Canada receives about 40,000 family reunification applications a year for about 15,000 spaces. There is a backlog of 165,000 applicants. The processing wait time is now seven years and projected to hit 10 years without reform. Something had to give.

Under reforms announced Nov. 4, there is now a two-year moratorium on reunification applications. As a stop-gap measure, parents and grandparents can request a “super visa,” a 10-year pass to allow multiple visits of up to two years at time, provided visa holders purchase private medical insurance and their families guarantee to support them.

Kenney hopes to trim the backlog of applicants to 50,000 in two years, in part by increasing the annual quota for parents and grandparents to 25,000.

Canada needs immigrants, particularly skilled workers and professionals, to help replace an aging workforce. So it is smart policy to have an immigration plan that can compete with the lure of other nations. A sensible prong of that strategy is a pledge to prospective immigrants that resettlement needn’t mean permanent separation from parents and grandparents.

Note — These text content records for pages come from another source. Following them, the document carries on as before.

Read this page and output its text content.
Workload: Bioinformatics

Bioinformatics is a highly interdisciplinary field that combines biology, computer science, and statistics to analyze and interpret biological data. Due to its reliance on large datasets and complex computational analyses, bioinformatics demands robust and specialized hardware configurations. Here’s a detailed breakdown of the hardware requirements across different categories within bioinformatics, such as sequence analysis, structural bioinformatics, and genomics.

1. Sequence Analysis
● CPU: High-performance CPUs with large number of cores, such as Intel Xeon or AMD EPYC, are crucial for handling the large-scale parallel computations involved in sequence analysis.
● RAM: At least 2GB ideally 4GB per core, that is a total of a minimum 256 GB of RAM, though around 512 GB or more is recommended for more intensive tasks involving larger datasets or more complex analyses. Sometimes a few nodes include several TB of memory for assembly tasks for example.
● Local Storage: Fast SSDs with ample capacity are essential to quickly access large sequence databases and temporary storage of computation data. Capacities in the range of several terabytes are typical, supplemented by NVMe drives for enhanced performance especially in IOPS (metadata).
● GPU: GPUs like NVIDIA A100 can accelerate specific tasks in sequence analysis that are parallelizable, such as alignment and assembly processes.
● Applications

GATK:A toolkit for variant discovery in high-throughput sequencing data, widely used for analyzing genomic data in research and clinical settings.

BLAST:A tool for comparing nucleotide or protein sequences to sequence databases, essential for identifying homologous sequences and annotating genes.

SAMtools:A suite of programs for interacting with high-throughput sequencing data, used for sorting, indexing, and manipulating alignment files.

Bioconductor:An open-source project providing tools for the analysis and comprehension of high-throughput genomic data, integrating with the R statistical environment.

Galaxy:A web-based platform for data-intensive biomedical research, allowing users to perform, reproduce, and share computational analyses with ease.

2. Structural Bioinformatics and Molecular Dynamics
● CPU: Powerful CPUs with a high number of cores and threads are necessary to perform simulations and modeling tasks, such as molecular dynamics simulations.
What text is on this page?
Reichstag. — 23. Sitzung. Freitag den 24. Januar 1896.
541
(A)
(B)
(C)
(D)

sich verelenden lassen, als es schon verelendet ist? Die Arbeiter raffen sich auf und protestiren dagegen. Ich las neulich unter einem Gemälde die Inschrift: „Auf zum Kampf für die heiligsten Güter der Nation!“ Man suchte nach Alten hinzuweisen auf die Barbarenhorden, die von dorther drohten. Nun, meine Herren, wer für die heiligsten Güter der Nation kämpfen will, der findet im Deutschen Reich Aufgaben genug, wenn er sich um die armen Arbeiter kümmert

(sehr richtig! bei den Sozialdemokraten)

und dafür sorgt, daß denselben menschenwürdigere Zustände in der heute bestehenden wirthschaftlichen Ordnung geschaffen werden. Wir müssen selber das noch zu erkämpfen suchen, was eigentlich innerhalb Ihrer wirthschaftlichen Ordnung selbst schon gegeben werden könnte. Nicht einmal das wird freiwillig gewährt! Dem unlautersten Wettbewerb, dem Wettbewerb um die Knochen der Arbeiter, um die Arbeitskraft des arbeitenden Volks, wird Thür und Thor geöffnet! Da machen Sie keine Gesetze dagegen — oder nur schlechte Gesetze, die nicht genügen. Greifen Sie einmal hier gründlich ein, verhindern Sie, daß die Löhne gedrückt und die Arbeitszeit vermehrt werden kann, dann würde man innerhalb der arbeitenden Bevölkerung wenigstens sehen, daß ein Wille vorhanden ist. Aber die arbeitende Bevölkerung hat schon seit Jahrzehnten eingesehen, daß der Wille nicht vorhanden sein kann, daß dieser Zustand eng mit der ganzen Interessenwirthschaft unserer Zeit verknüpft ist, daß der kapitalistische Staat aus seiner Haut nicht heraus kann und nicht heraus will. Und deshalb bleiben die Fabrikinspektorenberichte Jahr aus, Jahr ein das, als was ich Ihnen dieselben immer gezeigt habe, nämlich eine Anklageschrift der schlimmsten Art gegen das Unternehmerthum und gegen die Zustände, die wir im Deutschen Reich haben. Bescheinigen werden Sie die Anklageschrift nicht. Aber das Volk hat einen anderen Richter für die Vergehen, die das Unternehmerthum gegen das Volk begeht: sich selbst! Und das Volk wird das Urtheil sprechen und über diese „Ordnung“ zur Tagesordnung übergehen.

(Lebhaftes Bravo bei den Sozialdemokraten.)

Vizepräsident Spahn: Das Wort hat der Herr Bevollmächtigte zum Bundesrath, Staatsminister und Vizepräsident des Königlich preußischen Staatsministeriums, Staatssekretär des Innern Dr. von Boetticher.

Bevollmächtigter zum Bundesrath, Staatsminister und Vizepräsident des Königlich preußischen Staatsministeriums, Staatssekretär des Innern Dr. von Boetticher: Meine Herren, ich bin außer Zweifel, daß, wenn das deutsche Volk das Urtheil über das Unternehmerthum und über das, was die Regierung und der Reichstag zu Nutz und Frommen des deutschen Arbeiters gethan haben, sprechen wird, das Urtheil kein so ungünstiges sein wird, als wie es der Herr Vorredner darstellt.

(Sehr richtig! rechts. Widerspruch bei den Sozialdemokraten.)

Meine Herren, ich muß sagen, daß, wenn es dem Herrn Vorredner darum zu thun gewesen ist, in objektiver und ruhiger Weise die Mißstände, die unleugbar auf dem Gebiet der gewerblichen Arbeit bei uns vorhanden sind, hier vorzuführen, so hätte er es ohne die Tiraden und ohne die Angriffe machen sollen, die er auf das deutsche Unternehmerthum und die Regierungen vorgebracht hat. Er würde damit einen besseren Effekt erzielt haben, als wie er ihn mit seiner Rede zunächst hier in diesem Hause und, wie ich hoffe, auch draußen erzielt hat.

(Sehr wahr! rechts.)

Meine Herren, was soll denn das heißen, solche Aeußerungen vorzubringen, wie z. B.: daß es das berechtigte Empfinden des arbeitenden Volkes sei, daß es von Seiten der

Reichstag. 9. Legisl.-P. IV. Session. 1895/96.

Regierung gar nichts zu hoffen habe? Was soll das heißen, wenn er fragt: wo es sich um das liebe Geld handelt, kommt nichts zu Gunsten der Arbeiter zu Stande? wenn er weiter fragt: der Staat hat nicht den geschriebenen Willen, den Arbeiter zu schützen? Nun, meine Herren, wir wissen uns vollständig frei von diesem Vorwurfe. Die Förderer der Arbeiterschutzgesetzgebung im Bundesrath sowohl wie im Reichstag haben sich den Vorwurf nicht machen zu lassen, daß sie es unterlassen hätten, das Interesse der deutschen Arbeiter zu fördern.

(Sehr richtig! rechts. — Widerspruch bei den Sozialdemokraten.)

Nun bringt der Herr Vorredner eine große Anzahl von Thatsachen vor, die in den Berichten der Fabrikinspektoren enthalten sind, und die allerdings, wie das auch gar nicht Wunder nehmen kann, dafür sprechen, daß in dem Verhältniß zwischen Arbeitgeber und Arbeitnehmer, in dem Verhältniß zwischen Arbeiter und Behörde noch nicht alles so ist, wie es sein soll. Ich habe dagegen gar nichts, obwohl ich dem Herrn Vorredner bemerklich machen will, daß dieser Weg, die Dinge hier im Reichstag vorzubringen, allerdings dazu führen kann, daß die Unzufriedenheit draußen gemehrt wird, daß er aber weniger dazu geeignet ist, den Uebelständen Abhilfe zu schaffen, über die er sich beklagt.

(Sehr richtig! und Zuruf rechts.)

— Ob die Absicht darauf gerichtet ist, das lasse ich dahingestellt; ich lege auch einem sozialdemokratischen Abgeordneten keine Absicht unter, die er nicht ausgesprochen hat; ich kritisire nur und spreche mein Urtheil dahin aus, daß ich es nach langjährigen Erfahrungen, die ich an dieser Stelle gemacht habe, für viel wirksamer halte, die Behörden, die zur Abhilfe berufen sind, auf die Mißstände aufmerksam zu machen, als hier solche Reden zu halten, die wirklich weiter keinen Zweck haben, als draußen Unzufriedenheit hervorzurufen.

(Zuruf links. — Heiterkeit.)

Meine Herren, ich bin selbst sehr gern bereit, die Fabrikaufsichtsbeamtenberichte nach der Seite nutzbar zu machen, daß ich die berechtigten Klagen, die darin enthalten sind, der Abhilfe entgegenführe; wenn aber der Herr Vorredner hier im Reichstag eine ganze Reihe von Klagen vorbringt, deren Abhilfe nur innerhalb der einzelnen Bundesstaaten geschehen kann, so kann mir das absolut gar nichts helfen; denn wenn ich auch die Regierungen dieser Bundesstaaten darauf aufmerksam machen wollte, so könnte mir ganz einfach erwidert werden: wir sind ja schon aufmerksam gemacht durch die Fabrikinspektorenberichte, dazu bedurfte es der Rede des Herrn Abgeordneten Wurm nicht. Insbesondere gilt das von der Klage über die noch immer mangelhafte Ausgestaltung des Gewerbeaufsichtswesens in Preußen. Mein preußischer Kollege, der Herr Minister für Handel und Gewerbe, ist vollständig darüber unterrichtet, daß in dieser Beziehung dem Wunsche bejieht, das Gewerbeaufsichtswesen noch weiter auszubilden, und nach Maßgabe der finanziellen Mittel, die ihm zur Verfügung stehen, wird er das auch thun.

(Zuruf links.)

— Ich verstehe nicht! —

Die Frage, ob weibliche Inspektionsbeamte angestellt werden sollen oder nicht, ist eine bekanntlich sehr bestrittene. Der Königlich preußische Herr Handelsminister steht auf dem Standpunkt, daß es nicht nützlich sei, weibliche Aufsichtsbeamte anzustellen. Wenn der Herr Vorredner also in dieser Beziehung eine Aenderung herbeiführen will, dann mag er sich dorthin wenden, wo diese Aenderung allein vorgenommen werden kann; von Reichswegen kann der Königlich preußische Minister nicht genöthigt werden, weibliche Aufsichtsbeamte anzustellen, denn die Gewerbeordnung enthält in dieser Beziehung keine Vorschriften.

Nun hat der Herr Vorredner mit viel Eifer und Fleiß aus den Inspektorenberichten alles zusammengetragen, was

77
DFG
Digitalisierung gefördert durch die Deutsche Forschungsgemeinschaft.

But more than an economic practicality, family reunification is a Christian and compassionate objective. Pope Benedict XVI has called families the “domestic church.” He has spoken often in defence of the family institution and its vital role in the moral and spiritual life of society. So reuniting new Canadians with parents and allowing their Canadian-born children to know the love and support of grandparents is commendable. 

It’s disconcerting, however, that family reunification comes at the expense of other, often marginalized, groups. Despite increasing reunifications, Canada will maintain a total immigration quota of about 250,000 annually. The status quo will be kept by denying entry to 3,000 fewer asylum seekers, 1,300 people requesting residence on humanitarian grounds and 5,000 economic migrants.

In the grand scheme, those numbers may seem small. But they include many distressed members of society who previously would have found an open door into Canada.

Fixing holes in the family reunification program is good policy. Fixing them at the expense of other desperate people is not.